Does anyone at ACTA still claim it's a "bipartisan" group?

...the American Enterprise Institute. Entitled "Reforming the Politically Correct University," the conference featured presentations by ACTA president Anne Neal, the Manhattan Institute's John McWhorter, National Association of Scholars executive director Peter Wood, and FIRE president Greg Lukianoff....

Posted by: PC at November 19, 2007 04:16 PM

The situation described by Cantor is one reason I'm reluctant to support ACTA's push for a strengthened core curriculum. I simply don't trust the humanities departments where I work to come in any more contact with the natural science majors I teach. Every course taken in the humanities is one fewer desirable course in the natural sciences. If all they are going to offer is PC trash, I don't want my students wasting their time, or worse, actually being influenced by the indoctrination.

Presidents exercise oversight of academic hiring? That sounds awfully naive to me. Where I work, the top administration is pushing the diversity agenda much harder than the faculty ever would.

The trustees of the state system are less than worthless.

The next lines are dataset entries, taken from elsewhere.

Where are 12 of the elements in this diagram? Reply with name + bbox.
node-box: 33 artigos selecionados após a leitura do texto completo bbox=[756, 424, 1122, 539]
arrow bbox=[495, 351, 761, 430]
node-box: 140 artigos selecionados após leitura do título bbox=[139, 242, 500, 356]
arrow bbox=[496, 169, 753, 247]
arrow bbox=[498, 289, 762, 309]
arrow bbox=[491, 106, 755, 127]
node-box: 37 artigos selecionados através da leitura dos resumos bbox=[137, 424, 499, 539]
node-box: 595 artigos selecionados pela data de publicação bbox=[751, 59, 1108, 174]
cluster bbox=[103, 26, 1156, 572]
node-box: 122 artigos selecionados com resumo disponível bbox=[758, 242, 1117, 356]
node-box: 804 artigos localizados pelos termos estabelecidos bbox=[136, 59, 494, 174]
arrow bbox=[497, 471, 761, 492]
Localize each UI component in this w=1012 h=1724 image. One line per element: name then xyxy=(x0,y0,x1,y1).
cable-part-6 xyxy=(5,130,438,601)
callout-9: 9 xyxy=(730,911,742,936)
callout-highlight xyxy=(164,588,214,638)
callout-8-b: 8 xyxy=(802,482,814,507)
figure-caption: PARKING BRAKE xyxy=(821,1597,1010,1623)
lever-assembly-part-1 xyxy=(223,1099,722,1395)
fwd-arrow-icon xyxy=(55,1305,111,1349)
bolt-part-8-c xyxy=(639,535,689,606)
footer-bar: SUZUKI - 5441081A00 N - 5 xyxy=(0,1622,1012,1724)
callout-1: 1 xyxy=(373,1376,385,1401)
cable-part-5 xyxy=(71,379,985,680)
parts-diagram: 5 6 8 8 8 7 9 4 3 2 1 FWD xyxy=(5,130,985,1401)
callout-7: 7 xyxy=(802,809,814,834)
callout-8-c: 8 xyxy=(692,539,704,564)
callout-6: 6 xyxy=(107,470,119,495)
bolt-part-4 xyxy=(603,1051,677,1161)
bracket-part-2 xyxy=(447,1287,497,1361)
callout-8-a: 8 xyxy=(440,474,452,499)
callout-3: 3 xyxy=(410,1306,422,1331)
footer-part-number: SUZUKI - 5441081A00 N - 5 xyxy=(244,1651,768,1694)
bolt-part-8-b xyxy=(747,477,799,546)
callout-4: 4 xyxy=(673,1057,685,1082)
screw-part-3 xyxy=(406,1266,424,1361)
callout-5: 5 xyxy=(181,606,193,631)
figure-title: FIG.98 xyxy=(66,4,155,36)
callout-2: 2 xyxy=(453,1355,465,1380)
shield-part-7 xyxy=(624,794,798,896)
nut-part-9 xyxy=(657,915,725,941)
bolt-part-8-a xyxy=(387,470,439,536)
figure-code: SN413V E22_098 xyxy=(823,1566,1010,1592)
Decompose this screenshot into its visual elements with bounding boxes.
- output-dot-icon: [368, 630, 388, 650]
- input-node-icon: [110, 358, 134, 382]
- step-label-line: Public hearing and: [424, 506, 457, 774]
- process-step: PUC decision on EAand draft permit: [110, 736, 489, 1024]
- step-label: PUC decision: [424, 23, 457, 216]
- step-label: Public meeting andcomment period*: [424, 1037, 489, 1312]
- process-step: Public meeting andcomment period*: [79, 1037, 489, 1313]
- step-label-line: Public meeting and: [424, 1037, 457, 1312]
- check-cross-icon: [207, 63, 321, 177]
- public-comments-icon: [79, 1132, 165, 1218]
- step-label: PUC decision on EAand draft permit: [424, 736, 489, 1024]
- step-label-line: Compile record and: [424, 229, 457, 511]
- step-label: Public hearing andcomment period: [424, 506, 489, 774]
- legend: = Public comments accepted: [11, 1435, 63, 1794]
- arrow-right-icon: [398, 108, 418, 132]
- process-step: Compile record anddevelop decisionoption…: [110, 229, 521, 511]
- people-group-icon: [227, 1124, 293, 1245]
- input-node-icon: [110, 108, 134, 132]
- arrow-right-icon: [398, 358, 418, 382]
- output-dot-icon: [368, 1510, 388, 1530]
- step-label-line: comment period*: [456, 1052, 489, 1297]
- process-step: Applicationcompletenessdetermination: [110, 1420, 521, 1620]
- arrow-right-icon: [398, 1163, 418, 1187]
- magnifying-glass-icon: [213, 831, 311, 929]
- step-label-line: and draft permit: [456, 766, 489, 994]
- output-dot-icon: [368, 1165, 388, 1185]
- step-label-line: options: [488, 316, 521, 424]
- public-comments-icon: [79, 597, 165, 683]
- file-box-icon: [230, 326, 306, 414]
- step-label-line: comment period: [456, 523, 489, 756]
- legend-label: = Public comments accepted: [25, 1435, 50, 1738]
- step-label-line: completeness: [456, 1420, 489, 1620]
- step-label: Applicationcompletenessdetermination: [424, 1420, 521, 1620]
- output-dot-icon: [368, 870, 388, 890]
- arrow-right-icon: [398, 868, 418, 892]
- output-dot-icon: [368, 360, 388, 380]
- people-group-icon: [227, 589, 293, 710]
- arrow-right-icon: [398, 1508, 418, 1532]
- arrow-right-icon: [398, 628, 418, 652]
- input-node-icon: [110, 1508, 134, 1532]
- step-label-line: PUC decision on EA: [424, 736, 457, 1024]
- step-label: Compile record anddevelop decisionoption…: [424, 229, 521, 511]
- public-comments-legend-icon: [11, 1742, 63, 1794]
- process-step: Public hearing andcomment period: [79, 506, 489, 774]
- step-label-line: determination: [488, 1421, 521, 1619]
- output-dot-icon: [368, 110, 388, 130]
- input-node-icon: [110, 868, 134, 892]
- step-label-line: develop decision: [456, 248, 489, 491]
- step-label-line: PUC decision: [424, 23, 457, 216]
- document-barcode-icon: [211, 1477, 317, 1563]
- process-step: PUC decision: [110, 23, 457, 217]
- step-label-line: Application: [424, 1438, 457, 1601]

Posted by: Mike at November 19, 2007 07:54 PM

So this panel was at the AEI. Any dissenters invited, or was this an exercise in the same 'groupthink' environment that the forum was supposed to be criticizing?

I think Bauerlein's hypothesis is an interesting one that deserves investigation, but I wouldn't call the AEI forum a serious exploration of academic culture (at least by the papers).